Livre du même auteur

Au pays de Tendre

Traducteur de Rexroth, Thoreau et John Burroughs notamment, Joël Cornuault est également poète. Il regroupe dans ce volume plusieurs recueils parus depuis 2004 et des poèmes inédits.
Joël Cornuault
Tes prairies tant et plus
Traducteur de Rexroth, Thoreau et John Burroughs notamment, Joël Cornuault est également poète. Il regroupe dans ce volume plusieurs recueils parus depuis 2004 et des poèmes inédits.

C’est très naturellement qu’apparaît le mot « prairie » chez ce spécialiste d’Élisée Reclus. Comme il s’agit ici de poésie, la Carte de Tendre ou l’Astrée nous apparaissent simultanément. Dans le dernier texte, en prose, du recueil, Joël Cornuault trace un parcours dans la « lyrique amoureuse », de Sappho à Peuchmaurd, en passant par Breton, Éluard, Jean Malrieu et bien d’autres. Il s’interroge : « Pourquoi ne dit-on jamais que l’amour libère ? » Il rappelle cette phrase de Bachelard : « Il faut être deux […] pour comprendre un ciel bleu, pour nommer une aurore. » Pour le poète aussi, la nature et l’amour s’appellent. Il n’ignore pas que « [l]a planète s’encrasse / envenimée jusqu’à son grand os ». Il voit de « minables casseurs / de pattes aux canards ». Mais « [l’]amour rectifie les paysages » et nous presse de répondre à l’invitation : « envolons-nous enfin / de ce monde lourd ».

Le temps ne peut rien contre cet amour qui ne finit pas : « J’ai conservé / l’envie de m’envoler », déclare-t-il à sa Dame, qu’il nous présente ainsi : « tu es faite comme un moineau de cerisier / une moinelette de sorbier –  / mais intense assez / pour faire feu à fleur et à fourrure / des quatre fers dans le cœur. » Que « les vieilles faux » du « temps aux trousses » ne se pressent pas !

Ces poèmes lyriques et droits résonnent comme une adresse nue à celle qui fait naître l’allégresse pure d’aimer. Les images, réversibles le plus souvent, sensuelles, assimilent le corps de la Dame à la Nature et inversement.
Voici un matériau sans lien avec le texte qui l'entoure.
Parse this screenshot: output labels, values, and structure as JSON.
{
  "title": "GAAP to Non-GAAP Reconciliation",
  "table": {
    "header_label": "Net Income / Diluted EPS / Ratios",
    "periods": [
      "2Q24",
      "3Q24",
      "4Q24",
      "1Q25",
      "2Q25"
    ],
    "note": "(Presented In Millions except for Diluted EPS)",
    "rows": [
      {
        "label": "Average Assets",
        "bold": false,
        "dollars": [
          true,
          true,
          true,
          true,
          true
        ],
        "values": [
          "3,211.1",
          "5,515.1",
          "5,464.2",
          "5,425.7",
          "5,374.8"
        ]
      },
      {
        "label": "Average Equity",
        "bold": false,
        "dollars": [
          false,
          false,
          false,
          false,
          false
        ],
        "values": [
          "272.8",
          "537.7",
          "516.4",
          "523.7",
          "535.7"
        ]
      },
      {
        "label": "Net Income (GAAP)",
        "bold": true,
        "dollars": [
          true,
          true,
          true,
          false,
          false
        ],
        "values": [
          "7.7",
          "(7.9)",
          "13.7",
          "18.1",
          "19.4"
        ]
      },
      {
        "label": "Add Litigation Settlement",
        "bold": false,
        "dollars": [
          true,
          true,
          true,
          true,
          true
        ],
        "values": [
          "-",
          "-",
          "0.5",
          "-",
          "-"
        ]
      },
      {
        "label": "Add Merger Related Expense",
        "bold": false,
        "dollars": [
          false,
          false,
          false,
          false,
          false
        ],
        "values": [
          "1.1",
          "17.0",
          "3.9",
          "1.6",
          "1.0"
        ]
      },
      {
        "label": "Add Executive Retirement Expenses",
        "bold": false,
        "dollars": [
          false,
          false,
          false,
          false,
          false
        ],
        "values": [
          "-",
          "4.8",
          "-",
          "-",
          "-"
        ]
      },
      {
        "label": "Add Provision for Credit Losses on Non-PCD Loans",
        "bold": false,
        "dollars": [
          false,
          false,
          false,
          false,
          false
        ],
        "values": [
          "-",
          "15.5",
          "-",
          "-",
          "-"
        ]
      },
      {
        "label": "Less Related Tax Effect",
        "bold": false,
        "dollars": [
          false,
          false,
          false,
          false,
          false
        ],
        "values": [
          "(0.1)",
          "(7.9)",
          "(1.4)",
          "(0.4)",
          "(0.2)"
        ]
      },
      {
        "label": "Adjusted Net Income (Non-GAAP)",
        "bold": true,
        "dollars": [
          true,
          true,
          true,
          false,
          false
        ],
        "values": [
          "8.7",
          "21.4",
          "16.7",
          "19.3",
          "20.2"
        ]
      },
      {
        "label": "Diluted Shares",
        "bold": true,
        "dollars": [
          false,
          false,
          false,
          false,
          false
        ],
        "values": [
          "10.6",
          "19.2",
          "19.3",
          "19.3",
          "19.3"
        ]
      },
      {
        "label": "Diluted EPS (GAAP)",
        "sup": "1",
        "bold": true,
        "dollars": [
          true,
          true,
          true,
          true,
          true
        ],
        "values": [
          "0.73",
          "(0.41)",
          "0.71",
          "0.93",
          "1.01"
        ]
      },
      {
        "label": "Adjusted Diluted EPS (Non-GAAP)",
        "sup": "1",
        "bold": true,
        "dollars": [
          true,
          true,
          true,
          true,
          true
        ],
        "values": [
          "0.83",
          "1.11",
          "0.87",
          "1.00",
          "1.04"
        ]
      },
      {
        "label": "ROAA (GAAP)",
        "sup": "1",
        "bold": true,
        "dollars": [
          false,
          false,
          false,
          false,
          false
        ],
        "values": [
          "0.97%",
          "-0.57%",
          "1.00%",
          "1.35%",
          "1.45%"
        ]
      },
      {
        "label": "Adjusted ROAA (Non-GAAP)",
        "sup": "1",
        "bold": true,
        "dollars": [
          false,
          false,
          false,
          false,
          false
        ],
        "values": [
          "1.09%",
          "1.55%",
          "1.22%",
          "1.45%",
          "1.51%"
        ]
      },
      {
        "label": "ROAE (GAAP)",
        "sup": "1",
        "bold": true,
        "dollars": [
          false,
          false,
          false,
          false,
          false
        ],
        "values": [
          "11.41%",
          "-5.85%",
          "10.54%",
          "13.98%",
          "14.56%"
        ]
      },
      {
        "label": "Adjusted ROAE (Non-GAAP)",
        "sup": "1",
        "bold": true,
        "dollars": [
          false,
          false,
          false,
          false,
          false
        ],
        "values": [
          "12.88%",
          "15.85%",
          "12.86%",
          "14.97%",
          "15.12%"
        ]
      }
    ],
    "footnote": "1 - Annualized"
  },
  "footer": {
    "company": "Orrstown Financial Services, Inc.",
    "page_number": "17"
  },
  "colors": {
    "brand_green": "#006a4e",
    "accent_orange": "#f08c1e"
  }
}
Quand les corps se mêlent, le poème se clôt sur : « Il y a de l’air / dans l’électricité / rossignol coup de tonnerre ». Dans l’oxymore du dernier vers est gardé le secret des amants.

Certains poèmes retrouvent la tradition du blason du corps féminin : 

les rêves tes jambes
tes jambes de loup des fourrés
forfaits de fougères tes jambes
ou vérifications de velours 

et je les écarte comme des rêves gagnés
c’est extraordinaire
que je les écarte comme des lanières
de lait de lune
princesses fluettes reines optimistes 

Le mot « rêve » répété chante un vœu exaucé, l’épiphanie du corps aimé, centre d’un espace ludique et fécond.

Notre histoire c’est sûr
n’entre pas dans les clous
ni dans les sacs les cartons les murs 

La force de renouvellement du sentiment fait du dérapage léger son principe poétique (« nous sommes de mèche nue »), passant du chant de troubadour au conte. Le merveilleux en liberté du poème mêle les strates enfouies d’images superposées, qui s’émancipent et déjouent la prévisibilité.

Nous avons passé
paniers percés pommiers pansus
trente-sept années ensemble
Je réponds de toi
devant ces arbres
au bout de tes doigts
de tes cheveux en feuilles 

La musique nous capte et donne rythme de danse au poème qui avance.

[…] tu m’as donné
ton printemps
tes prairies
tant et plus 

Rien de solennel en cela ; le philtre doux de l’aimée enseigne par sa présence :

à ta langue de feuille
je m’alphabétise
au midi de tes jambes
je me baptise
 

Tout recommence et claironne doux dans ces poèmes de vie et d’amour.